For my son with ADHD, there was a constant battle of helping him feel good about himself in the middle of being reprimanded so frequently, due to his poor impulse control. Do we try medications? Do we begin behavioral therapy? Do we make a reward system? Will that help? We set up a meeting with his teachers and school psychologist. The result? “Omar is so far intellectually beyond the average kid his age or grade. Therefore, putting strategies in effect for him to perform at his best would be giving him an unfair advantage over the other students.” That’s when I realized, his school wasn’t going to fight for him, so I had to.
That is one thing I have had the hardest time with. Yet, this journey has forced me to learn how to cope with it. Things are going to change. No matter how much I do or don’t want them to.

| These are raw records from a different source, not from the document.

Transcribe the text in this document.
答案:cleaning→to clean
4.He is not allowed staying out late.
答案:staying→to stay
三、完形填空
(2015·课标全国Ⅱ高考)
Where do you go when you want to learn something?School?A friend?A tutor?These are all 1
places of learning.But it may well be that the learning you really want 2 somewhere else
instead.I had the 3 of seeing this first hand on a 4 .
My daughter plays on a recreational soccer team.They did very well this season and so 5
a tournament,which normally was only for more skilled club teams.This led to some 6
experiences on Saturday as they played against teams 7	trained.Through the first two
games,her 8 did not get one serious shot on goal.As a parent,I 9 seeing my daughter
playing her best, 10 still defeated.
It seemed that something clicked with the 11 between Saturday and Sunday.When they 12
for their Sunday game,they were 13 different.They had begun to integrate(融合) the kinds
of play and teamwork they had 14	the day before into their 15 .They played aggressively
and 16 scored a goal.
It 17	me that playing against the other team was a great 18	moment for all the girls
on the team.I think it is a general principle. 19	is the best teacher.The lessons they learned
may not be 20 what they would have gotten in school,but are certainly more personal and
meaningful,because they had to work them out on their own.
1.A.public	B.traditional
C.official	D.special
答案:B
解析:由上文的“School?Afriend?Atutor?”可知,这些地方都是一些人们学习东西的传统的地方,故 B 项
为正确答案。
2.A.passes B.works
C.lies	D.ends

This year, we tried something drastically different. I’ve learned by now, not to be afraid to try drastic. At least then, I can say I’ve tried everything available. My oldest son will be at the same school as my youngest, and for completely different reasons. My oldest will take on the challenge of being in a full-time gifted program to help keep him better engaged. He’s had to deal with a lot of change in his life; a big move from NY to FL, his brother’s brain surgery and autism diagnosis, a new school, and a major change in both parents’ work schedules. He is so inspirationally adaptable to change. As for Lucas, we decided to reduce his ABA hours significantly. This was tough for me. I used to see ABA as his best chance of learning the most, while his brain is still so teachable. But, darn that word again. Change. He will now be enrolled full time in the exceptional student Pre-K program, which will be a blended class of typical and special needs pre-K students. I have a good feeling about this year. I have a good feeling, because we have all grown so much in our ability to more boldly make decisions, assess what’s working and what’s not, and be able to seek the next step. We have learned not stay stuck in something that isn’t working.
So. Back to the question. How do you know that you made the right decision? Well you won’t know before time has passed. You may feel like you have, but that may change. And therein lies the answer. The only way to really be able to do the ‘right thing’ for your kids is to be open to change. Be open to the fact that a choice that worked then, might not work now. and vice versa. Be open when something isn’t going right. Be open that sometimes the scariest choice is the best one. Sometimes overcoming the fear of the unknown frees us to experience the wonderful we had been searching for all along.
This year, I am willing to take on change. I won’t let fear hold me back. If our best choices don’t work out, I will know that on the other side of that can be better ones. Only, if I am willing to accept change. The end of something is usually just the beginning of something else. And, as long as our family sticks together and is willing to make the necessary changes, then we can embrace this journey, with continued hope and anticipation of good things to come.